While copyright law has never done a good job of keeping up with a rapidly changing marketplace, the so-called "safe harbor" provision contained in the Digital Millennium Copyright Act of 1998, now 15 years old, makes effective copyright protection in the entertainment business extremely difficult, Richard Leher ’66 told an audience of Occidental faculty, students and staff recently.
"Copyright revision is not a sexy political issue," said Leher, a philosophy major-turned-attorney who was invited to speak as the Philosophy Department’s 125th Anniversary Distinguished Alumni Speaker. "Copyright law is difficult to understand and Congress has not given it enough thought."
A partner with Greenberg Traurig LLP, Leher formerly was an executive with Hollywood Records and Dreamworks Records and is a longtime representative of the Rolling Stones. He has more than 40 years’ experience representing recording artists, music producers, music publishers, songwriters, personal managers, agents, record companies, and publishing firms.

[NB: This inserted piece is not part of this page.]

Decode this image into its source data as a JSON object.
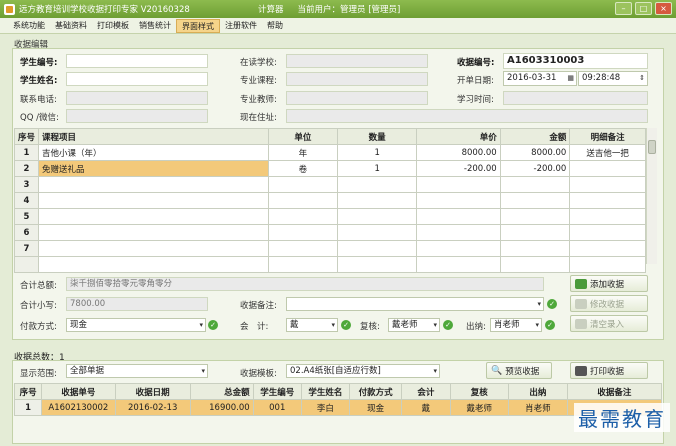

The Digital Millennium Copyright Act’s "safe harbor" provision allows internet service providers, like Google – which owns YouTube, the world’s largest music purveyor – a "safe haven" against claims of copyright infringement if the internet service provider has neither knowledge of specific infringements nor an awareness of facts which would make apparent specific infringements, Leher said. In Viacom v. YouTube, a case closely watched in the entertainment business, the court concluded that general knowledge of infringing activity – which YouTube clearly has – is not sufficient to constitute infringement.
"Technology has dramatically changed since the passage of the digital millennium copyright act and YouTube certainly has the technology to monitor and block infringing material before it becomes available to the public, but under current law it has no obligation to do so," Leher said.
"Everyone is effectively forced to make a deal with YouTube. The safe harbor provision gives Google free reign to dictate what’s going on in the marketplace," he continued. "Now we have a quasi-monopoly supported by this statute."
Among the audience gathered to hear Leher was one of his old teachers, Philosophy Professor Emeritus Hal Lauter. "He still has all of his Loftsgordon lecture notes," Philosophy Professor Saul Traiger said in his introduction of Leher, referring to Donald Loftsgordon ’50, the influential teacher after whom one of Oxy’s top teaching awards is named.